DES REGRETS, POUR QUI ET POURQUOI ?

À l’entame de cette coupe du monde, combien de camerounais voulaient la titularisation de Vincent Aboubakar, après les derniers exploits de Choupo Moting au Bayern, ou quand nous nous rappelons de la fin de la dernière CAN au Cameroun, de cette énième polémique, inutile, sur un mécontentement de l’avant-centre bavarois et son clan contre le staff technique, qui voulait claquer la porte des Lions et qu’il fallait ramener à “tous les” prix ?

Je vous fais grâce de cette obligation, imposée, sans délicatesse, à Rigobert Song et surtout à Samuel Eto’o, sur son fameux “personne n’est indispensable dans cette équipe”, de “ne pas s’amuser” à ne pas titulariser, Toko Ekambi, Choupo, Mbeumo et j’en passe.

Jusque-là Abouchou est mieux vu, remplaçant de luxe, comme un certain Roger Milla en 1990, parce qu’il joue dans un petit championnat, a pris de l’âge, n’est plus aussi performant.

 Sauf que ces mêmes, tel ce derrière de la poule où sort en même temps, l’œuf et les excréments, tels les meilleurs danseurs de la danse Bafia, “go for before for back”, sont encore les premiers à nous parler de regrets : “Si dès le premier match, Song avait aligné Aboubakar et Choupo, ensemble,…

What???

C’est donc encore la faute à Song???

Celui qui ne devait pas commettre l’erreur au premier match de titulariser Vincent le néo chouchou, redevenu le “only one», ce garçon dont le fighting spirit, est son ADN, ce “HEMLE”, qu’il a su insuffler à l’ensemble de ses coéquipiers, à chaque fois qu’il s’est retrouvé sur le terrain au Qatar ?
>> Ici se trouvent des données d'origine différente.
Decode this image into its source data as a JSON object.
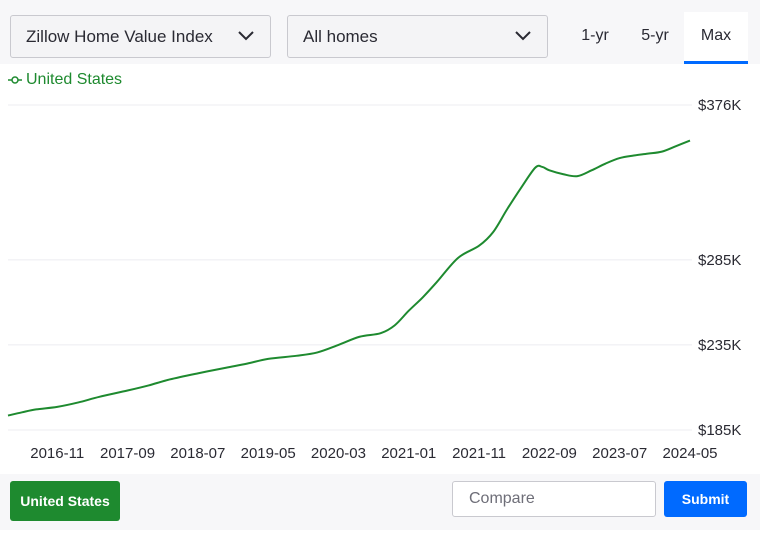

Et que dire de cette victoire du cœur et surtout, d’une équipe des Lions qui nous a encore prouvé, tel le sphinx, que “c’est quand on pense être en danger”, qu’en réalité, on ne l’est plus, dès lors qu’on n’a plus rien à perdre, et que la défaite est moins surprenante, que le hemle est bien la particularité intrinsèque de cette grande nation de football.

Et dire que “si Onana ne jouait pas contre le Brésil…”, on était définitivement enterré et Song cloué au pilori…!

Demander donc à certains d’entre nous d’avoir surtout honte et non de nous parler de regrets, serait juste et non injurieux.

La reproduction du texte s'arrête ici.